By Barney Blakeney
Former South Carolina Democratic Party Chair Jamie Harrison is set to challenge Sen. Lindsey Graham in the November 3 general election to become the first Democratic senator from South Carolina since Fritz Hollings retired in 2005. He perhaps is mounting the most serious challenge Graham has faced in years.
I used to like Graham. When he first went to the House of Representatives in 1995, I thought he did a fair job working across the aisle with Democrats. It won him some disfavor among staunchly conservative Republicans who sought to unseat him. But he seemed to change when he was elected to the Senate in 2005. Today I see Graham as ridiculously ultra conservative. I’m almost saddened to see Graham emerge as a Donald Trump clone, though on rare occasions he breaks from of the Trump camp.
The alternative Harrison offers is a breath of fresh air. I first met the 44-year-old Orangeburg native in 2008 while working for Clay Middleton’s S.C. House campaign. Those guys were Jim Clyburn protégés. Middleton had a slew of young guns running his campaign. They ran a tech savvy campaign. I thought it was a mistake. We live in a modern technical age, but old school back in the day political campaigns still is what works – meet and greet/press the flesh. Old schoolers represent the vast majority of Black voters. If you want their votes, you gotta go old school campaigning. Middleton lost the election.
Since then, Harrison has emerged as a leading character on the state’s political stage. He served as chair of the South Carolina Democratic Party from 2013 to 2017 and is an associate chairman of the Democratic National Committee. In 2016, he ran for Democratic National Committee chair. We talked numerous times while he ran the state party. I found him to be a smart guy.
Harrison was raised by his mother and grandparents. He attended Orangeburg-Wilkinson High School and received a scholarship to Yale University where he majored in political science. After graduating from Yale in 1998, he was appointed COO of College Summit, a non-profit organization that helps low-income youth find a path to college and a career. He earned his J.D. from Georgetown University Law Center in 2004.
After leaving College Summit, Harrison became involved in politics, working for Jim Clyburn as his floor director of operations while Clyburn was the Majority Whip of the House of Representatives. Harrison went on to serve as executive director of the House Democratic Caucus and vice chair of the South Carolina Democratic Party. He later served as a lobbyist for the Podesta Group. In May 2013, Harrison became chair of the South Carolina Democratic Party. He is the first African American to have served in the role.

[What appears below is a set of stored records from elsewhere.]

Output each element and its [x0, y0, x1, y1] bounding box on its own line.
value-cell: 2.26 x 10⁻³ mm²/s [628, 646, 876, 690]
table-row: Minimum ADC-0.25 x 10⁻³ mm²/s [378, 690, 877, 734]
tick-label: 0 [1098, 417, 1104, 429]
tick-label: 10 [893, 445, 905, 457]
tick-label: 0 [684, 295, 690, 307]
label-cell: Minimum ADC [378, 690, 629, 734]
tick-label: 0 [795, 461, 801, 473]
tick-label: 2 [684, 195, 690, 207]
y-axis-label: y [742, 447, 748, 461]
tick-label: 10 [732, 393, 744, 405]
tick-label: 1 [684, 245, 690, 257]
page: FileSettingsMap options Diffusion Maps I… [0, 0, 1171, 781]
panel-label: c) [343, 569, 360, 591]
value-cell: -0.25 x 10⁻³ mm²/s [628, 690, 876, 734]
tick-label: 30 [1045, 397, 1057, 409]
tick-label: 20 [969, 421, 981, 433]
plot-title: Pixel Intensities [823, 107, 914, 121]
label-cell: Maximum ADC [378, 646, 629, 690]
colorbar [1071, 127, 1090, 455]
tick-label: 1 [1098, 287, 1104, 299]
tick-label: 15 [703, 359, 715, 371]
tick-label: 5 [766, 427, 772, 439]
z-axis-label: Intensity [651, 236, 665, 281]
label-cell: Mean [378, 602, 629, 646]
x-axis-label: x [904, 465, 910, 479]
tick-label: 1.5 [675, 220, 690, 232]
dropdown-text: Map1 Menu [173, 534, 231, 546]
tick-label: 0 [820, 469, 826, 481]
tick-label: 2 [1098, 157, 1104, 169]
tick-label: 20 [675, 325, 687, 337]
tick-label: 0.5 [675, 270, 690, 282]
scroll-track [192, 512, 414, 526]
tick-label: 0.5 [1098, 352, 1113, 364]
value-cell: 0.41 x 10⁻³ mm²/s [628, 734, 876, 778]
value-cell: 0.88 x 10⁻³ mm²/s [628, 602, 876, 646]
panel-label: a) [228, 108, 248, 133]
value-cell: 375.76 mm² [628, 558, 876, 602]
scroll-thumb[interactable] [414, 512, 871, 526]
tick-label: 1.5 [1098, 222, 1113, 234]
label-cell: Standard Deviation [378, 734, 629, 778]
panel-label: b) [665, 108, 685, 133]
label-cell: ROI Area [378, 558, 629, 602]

When I heard Harrison was running for the S.C. Senate seat I wondered “What could this guy be thinking? Who can beat Lindsey Graham in South Carolina?” Shows you how much I know.
Since announcing his candidacy, Harrison has emerged as the quintessential candidate to succeed Lindsey Graham. Beyond the Trump cult, Harrison has demonstrated the qualities of a Yale educated/Georgetown U. lawyer independent thinking Republican voters can relate to and the compassion Democratic voters espouse. As an independent voter, I see Harrison as a viable alternative to an increasingly more politically pandering Graham.
I asked a friend, political consultant Abe Jenkins, what he thought. He said Harrison probably is the Democrats’ strongest choice to run against Graham. Even with Graham’s hefty campaign war chest, Harrison has been competitive, raising more funding in a single quarter than any other candidate before him. Tech savvy Jenkins said Harrison has a “solid chance” of beating Graham according to political polls.
“Harrison’s a really good candidate,” Jenkins said. “He’s extremely intelligent and he knows how to build coalitions. He has the experience, capabilities and skillset. There’s no questioning his ability to implement policy or his knowledge of how the system works. The question is can Harrison win in this state.”
I think that’s the question South Carolina voters must ask themselves – can our voters look beyond blind party loyalty to support a candidate who can take us into the Future? I think we have to. Our world is changing. We must also change. I think that change can begin with Jamie Harrison.